Roberts also cited a newly emerging reason for coal's decline - the cheap competition that will be provided by the natural gas now being taken from Pennsylvania's vast Marcellus Shale.
"Anthracite coal may be a traditional or sentimental choice for home heating," he said, "but tradition and sentiment will not support growth in the industry."
An October comparison by the U.S. Energy Information Administration showed that coal was the cheapest major fuel. Electricity was most expensive, followed, in descending order, by kerosene, propane, oil, and natural gas.
For most users, the appeal of coal is price. It isn't convenience.
Modern methods aren't as labor-intensive as in the shoveling days of yore. But you still have to pick up, or order, the coal. You have to load it into a hopper. And you still have to carry the ashes.

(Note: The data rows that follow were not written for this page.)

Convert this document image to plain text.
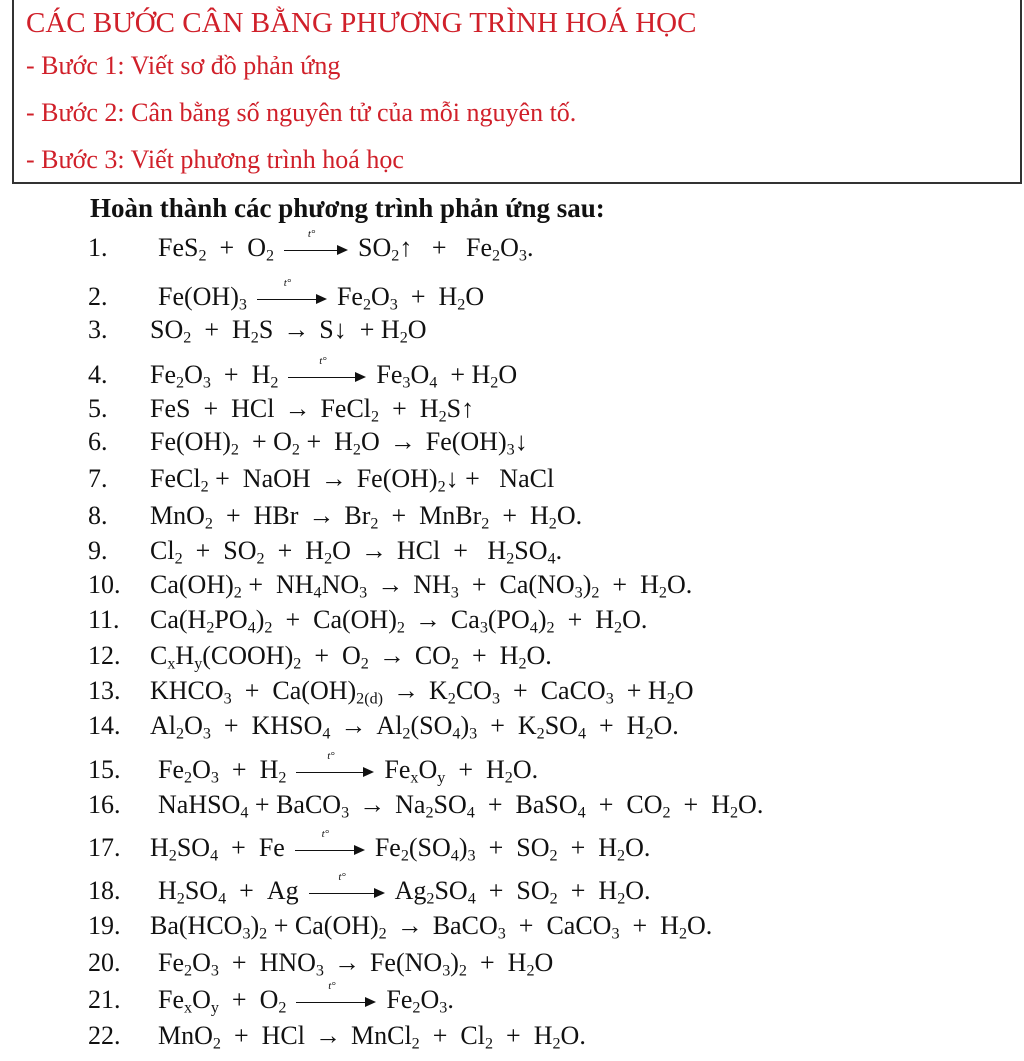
CÁC BƯỚC CÂN BẰNG PHƯƠNG TRÌNH HOÁ HỌC

- Bước 1: Viết sơ đồ phản ứng

- Bước 2: Cân bằng số nguyên tử của mỗi nguyên tố.

- Bước 3: Viết phương trình hoá học

Hoàn thành các phương trình phản ứng sau:
1. $FeS_2 + O_2$
t°	$SO_2↑ + Fe_2O_3$.
2. $Fe(OH)_3$
t°	$Fe_2O_3 + H_2O$
3. $SO_2 + H_2S$ → S↓  + $H_2O$
4. $Fe_2O_3 + H_2$
t°	$Fe_3O_4 + H_2O$
5. FeS  +  HCl → FeCl$_2$  +  $H_2S↑$
6. $Fe(OH)_2 + O_2 + H_2O$ → $Fe(OH)_3↓$
7. FeCl$_2$ +  NaOH → $Fe(OH)_2↓$ +   NaCl
8. MnO$_2$  +  HBr → $Br_2$  +  MnBr$_2$  +  $H_2O$.
9. $Cl_2 + SO_2 + H_2O$ → HCl  +   $H_2SO_4$.
10. $Ca(OH)_2 + NH_4NO_3 \to NH_3 + Ca(NO_3)_2 + H_2O$.
11. $Ca(H_2PO_4)_2 + Ca(OH)_2 \to Ca_3(PO_4)_2 + H_2O$.
12. $C_xH_y(COOH)_2 + O_2 \to CO_2 + H_2O$.
13. $KHCO_3 + Ca(OH)_{2(d)} \to K_2CO_3$  +  CaCO$_3$  + $H_2O$
14. $Al_2O_3$  +  $KHSO_4 \to Al_2(SO_4)_3 + K_2SO_4 + H_2O$.
15. $Fe_2O_3 + H_2$
t°	$Fe_xO_y + H_2O$.
16. NaHSO$_4$ + BaCO$_3$ → $Na_2SO_4$  +  BaSO$_4$  +  $CO_2 + H_2O$.
17. $H_2SO_4 + Fe$	t°	$Fe_2(SO_4)_3 + SO_2 + H_2O$.
18. $H_2SO_4 + Ag$	t°	$Ag_2SO_4 + SO_2 + H_2O$.
19. $Ba(HCO_3)_2 + Ca(OH)_2$ → BaCO$_3$  +  CaCO$_3$  +  $H_2O$.
20. $Fe_2O_3 + HNO_3 \to Fe(NO_3)_2 + H_2O$
21. $Fe_xO_y + O_2$
t°	$Fe_2O_3$.
22. MnO$_2$  +  HCl → MnCl$_2$  +  $Cl_2 + H_2O$.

Walt Hiriak, 87, a World War II veteran, recalls that the furnace of his youth was a hungry beast that had to be fed twice a day.
Three years ago, in moving from Gilbertsville to Furlong in Bucks County, he bought a four-bedroom house from the 1970s in which a previous owner had installed a furnace that could burn either oil or coal.
He decided to try coal. This year, he paid $1,200 to have five tons delivered. The dump-truck driver dropped it into a hopper in the basement.
"That lasts me from about the middle of December until the end of March," Hiriak said. "It's all automatic. All I have to do is empty the ashes once a day."
The Holvoets, near Phoenixville, get their coal by the bag from Lutz Coal & Wood, near Skippack, one of the few dealers in the southeastern corner of the state. That's where Erin Holvoet was on a recent afternoon.
She arrived in the family's van, with Eli and his brother, Sam, almost 2, strapped in in the back. She stopped at the office, a small hut, and went in. A coal fire burned in the stove.
She paid $96 for eight 100-pound bags of anthracite, then drove to a shed around back. Mounds of coal and other materials - stone, mulch, wood - stood like giant anthills in the yard.
She popped the hatch. An attendant picked up the bags and dumped them into the back of the van. The rear springs sagged from the assault.
A few days later, at home, the bags lay sprawled atop one another, like a pile of NFL linemen, on the side porch. The house sits on the edge of Port Providence, a rustic village beside the old Schuylkill Canal.
Inside, Eli and Sam were finishing dinner. The main floor, with kitchen, dinette and living room, was a cozy 75 degrees-plus.
The family paid $5,000 for the stove, the size of an old TV console, and feeder system. The stove is vented through the wall of the living room, not through a chimney. It burns anthracite that has been chopped into small pieces. From the outside, you can hardly see smoke.
Kristian Holvoet, 41, said that all he had to do was load the hopper, which takes 95 pounds of coal and automatically feeds the stove. When the weather is coldest, they can add coal daily.
The cinders get carted out with the trash. In the snow, they're better than rock salt for making a non-skid surface.
Once the stove is lighted in the late fall, it burns until spring. The Holvoets said they can leave home for a day, or more, without worrying.
If there is grime on the carpet, they said, it was from having two energetic boys in the house.
"It's only as dirty as you make it," Kristian Holvoet said of coal heating.
"I don't know that it's for everybody," his wife said. "But it's really good heating, it's cheaper - and it's cozy."